Il ne s’agit donc pas seulement d’une question de budget, mais de moyens au sens large : avoir des personnes compétentes, formées… L’avantage aujourd’hui, c’est qu’on a une vraie écoute des questions de cybersécurité, une attention qu’on n’avait pas avant.
Tout le monde comprend qu’une cyberattaque peut avoir des effets catastrophiques sur les services hospitaliers.
Par exemple, si des hackers mettent hors service le système de ventilation des blocs opératoires, il faut fermer le bloc immédiatement, car un bloc non ventilé n’est plus stérile : si un patient est sur la table d’opération au moment de l’attaque et que tout s’arrête, les conséquences peuvent être dramatiques.

La nécessité d’une véritable gouvernance pour que la question devienne commune

Selon vous, qui devrait prendre en charge cette question dans les établissements de soins de santé afin de prévenir de telles attaques ?

Le problème n’est pas “qui”, sinon tout le monde se renvoie la balle jusqu’à ce que l’un d’entre eux l’attrape, par exemple le RSSI : et si quelque chose arrive, il ou elle devra en assumer l’entière responsabilité.
Il faut prendre le sujet avec un vrai enjeu de gouvernance pour qu’il devienne un enjeu commun.
Il n’est plus possible que chacun agisse dans son coin.
Le sujet doit être abordé de manière globale.
Le RSSI aura un rôle à jouer dans les recommandations, car c’est à lui de sécuriser les différents métiers, mais il a besoin de l’appui de la DSI et du personnel (infirmières, médecins, personnes qui travaillent dans le laboratoire, etc.)
Ce qui est compliqué, c’est de faire adhérer tout le monde.
Il est difficile de changer les habitudes de travail.
La sensibilisation et la formation sont donc essentielles lors de la mise en œuvre de projets de cybersécurité.
Sans une véritable conduite du changement, le projet risque d’échouer.
Toutes les personnes de l’organisation doivent s’approprier le sujet pour éviter les failles.
Concernant l’anticipation des attaques, il existe un certain nombre d’établissements qui peuvent aujourd’hui utiliser des solutions comme le VPN (Virtual Private Network) pour savoir qui entre et qui sort.
Par exemple, lorsqu’une personne vient faire le ménage, elle peut badger en entrant et en sortant.
Mais quelle garantie avons-nous qu’il s’agit bien de la personne qui fait le ménage ?
D’autant plus qu’avec ce type de badge, cette personne peut aller partout dans l’établissement.
C’est l’un des principaux problèmes : nous ne savons pas ce que les gens font réellement dans l’organisation.
Il n’y a pas de retour d’information.
Par exemple, Uber a été piraté fin 2016 (et aussi en septembre dernier…).
C’est une grande entreprise américaine, avec beaucoup de ressources, mais il leur a fallu 2 ans pour savoir qu’ils avaient été piratés.
Ils n’avaient aucune preuve.
Aujourd’hui, nous devons être capables de sécuriser tous les points d’entrée potentiels des pirates.
Tant qu’il y aura des humains, il y aura des risques.
La question n’est pas de savoir “si” je vais être attaqué, mais “quand”.

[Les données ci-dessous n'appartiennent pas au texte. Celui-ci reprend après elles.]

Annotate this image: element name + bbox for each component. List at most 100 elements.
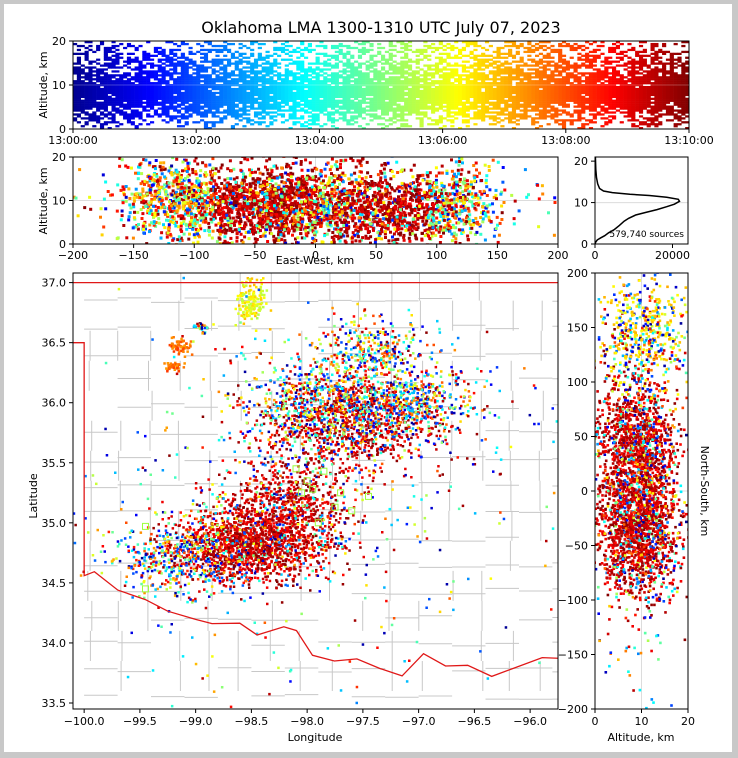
- time-height-source-block: [673, 115, 678, 118]
- time-height-source-block: [319, 68, 324, 71]
- time-height-source-block: [342, 64, 347, 67]
- time-height-source-block: [623, 111, 628, 114]
- time-height-source-block: [535, 46, 540, 50]
- time-height-source-block: [311, 119, 316, 122]
- time-height-source-block: [84, 78, 89, 81]
- time-height-source-block: [176, 80, 182, 83]
- time-height-source-block: [673, 84, 678, 87]
- time-height-source-block: [477, 62, 482, 65]
- time-height-source-block: [619, 99, 624, 102]
- time-height-source-block: [76, 80, 81, 83]
- time-height-source-block: [73, 85, 78, 89]
- time-height-source-block: [223, 89, 228, 93]
- time-height-source-block: [623, 93, 628, 97]
- time-height-source-block: [508, 80, 513, 83]
- time-height-source-block: [219, 76, 224, 79]
- time-height-source-block: [515, 52, 520, 55]
- time-height-source-block: [631, 109, 636, 112]
- time-height-source-block: [558, 64, 563, 67]
- time-height-source-block: [261, 121, 266, 124]
- time-height-source-block: [242, 84, 247, 87]
- time-height-source-block: [126, 93, 132, 97]
- time-height-source-block: [461, 74, 466, 77]
- time-height-source-block: [404, 119, 409, 122]
- time-height-source-block: [638, 84, 644, 87]
- time-height-source-block: [265, 107, 270, 110]
- time-height-source-block: [535, 103, 540, 106]
- time-height-source-block: [677, 85, 682, 89]
- time-height-source-block: [373, 54, 378, 57]
- time-height-source-block: [153, 70, 158, 73]
- time-height-source-block: [411, 76, 416, 79]
- time-height-source-block: [165, 107, 170, 110]
- time-height-source-block: [73, 62, 78, 65]
- ew-height-source: [119, 188, 123, 192]
- time-height-source-block: [350, 64, 355, 67]
- time-height-source-block: [561, 91, 567, 95]
- time-height-source-block: [357, 105, 363, 108]
- ew-height-source: [160, 196, 164, 200]
- time-height-source-block: [492, 117, 497, 120]
- time-height-source-block: [646, 82, 651, 85]
- time-height-source-block: [561, 95, 567, 99]
- time-height-source-block: [665, 72, 671, 75]
- time-height-source-block: [200, 99, 205, 102]
- time-height-source-block: [227, 91, 232, 95]
- time-height-source-block: [84, 89, 89, 93]
- time-height-source-block: [161, 89, 166, 93]
- time-height-source-block: [161, 105, 166, 108]
- time-height-source-block: [612, 89, 617, 93]
- time-height-source-block: [600, 117, 605, 120]
- time-height-source-block: [342, 85, 347, 89]
- time-height-source-block: [673, 93, 678, 97]
- time-height-source-block: [269, 91, 274, 95]
- time-height-source-block: [304, 97, 309, 100]
- time-height-source-block: [346, 121, 351, 124]
- time-height-source-block: [411, 72, 416, 75]
- time-height-source-block: [261, 91, 266, 95]
- time-height-source-block: [350, 76, 355, 79]
- time-height-source-block: [176, 48, 182, 52]
- time-height-source-block: [481, 46, 486, 50]
- time-height-source-block: [685, 105, 689, 108]
- time-height-source-block: [211, 68, 216, 71]
- time-height-source-block: [419, 121, 424, 124]
- time-height-source-block: [250, 80, 255, 83]
- time-height-source-block: [88, 113, 93, 116]
- time-height-source-block: [354, 60, 359, 63]
- time-height-source-block: [404, 113, 409, 116]
- time-height-source-block: [423, 50, 428, 54]
- time-height-source-block: [550, 101, 555, 104]
- time-height-source-block: [153, 87, 158, 91]
- time-height-source-block: [677, 87, 682, 91]
- time-height-source-block: [84, 84, 89, 87]
- time-height-source-block: [619, 107, 624, 110]
- time-height-source-block: [531, 60, 536, 63]
- time-height-source-block: [157, 78, 162, 81]
- time-height-source-block: [330, 78, 336, 81]
- time-height-source-block: [473, 123, 478, 126]
- time-height-source-block: [346, 107, 351, 110]
- time-height-source-block: [230, 111, 235, 114]
- time-height-source-block: [253, 121, 259, 124]
- time-height-source-block: [157, 91, 162, 95]
- time-height-source-block: [165, 89, 170, 93]
- time-height-source-block: [103, 50, 108, 54]
- time-height-source-block: [354, 111, 359, 114]
- time-height-source-block: [523, 89, 528, 93]
- time-height-source-block: [496, 66, 501, 69]
- time-height-source-block: [330, 76, 336, 79]
- time-height-source-block: [404, 56, 409, 59]
- time-height-source-block: [173, 64, 178, 67]
- time-height-source-block: [319, 41, 324, 44]
- time-height-source-block: [111, 113, 116, 116]
- ew-height-source: [176, 193, 180, 196]
- time-height-source-block: [427, 68, 432, 71]
- time-height-source-block: [504, 44, 509, 48]
- time-height-source-block: [169, 103, 174, 106]
- time-height-source-block: [269, 89, 274, 93]
- time-height-source-block: [404, 72, 409, 75]
- time-height-source-block: [253, 97, 259, 100]
- time-height-source-block: [565, 78, 570, 81]
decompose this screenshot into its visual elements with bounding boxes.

“Les réglementations, c’est bien, les faire appliquer, c’est mieux”.

Faut-il mettre en place une réglementation spécifique ?
Pensez-vous que la loi sur la cyber-résilience, en cours d’élaboration au niveau européen pour les objets connectés, devrait être étendue ?
La réglementation c’est bien, la faire appliquer c’est mieux.
Si je vous demande de faire 50 tâches en une journée, ce n’est pas possible.
Mais il y a effectivement des choses qui doivent être légiférées.
Par exemple, il y a beaucoup de dispositifs biomédicaux fabriqués par des éditeurs étrangers qui sont soumis à des lois différentes des nôtres.
Certains d’entre eux devront se conformer à la législation française : ils ne peuvent plus agir comme ils le souhaitent, mais il y a une période d’incertitude.
Certains de nos clients sont déjà en contact avec nous (WALLIX) justement pour que nous voyions comment interfacer nos solutions afin de pouvoir tracer ce qu’ils font car aujourd’hui, tout établissement de santé est censé savoir ce qui se passe à domicile.
Jusqu’à présent, ces fabricants avaient la possibilité d’échapper à certains contrôles ou à certaines règles.
Aujourd’hui, ce n’est plus possible.
C’est là que le règlement européen nous aide : nous convergeons vers le principe “Ils n’ont plus le choix”.
Ce ne sont plus les institutions qui s’adaptent aux fabricants, mais les fabricants qui s’adaptent aux besoins des institutions.
C’est pourquoi nous avons déjà entamé des discussions avec nombre d’entre eux pour amorcer ce changement.
C’est dans ce contexte que les législations française et européenne sont très importantes.
D’autre part, en interne, pour les hôpitaux, comme je le disais, c’est avant tout de moyens dont ils ont besoin.

“Le plan de relance de la France a été une bouée de sauvetage pour un grand nombre d’hôpitaux.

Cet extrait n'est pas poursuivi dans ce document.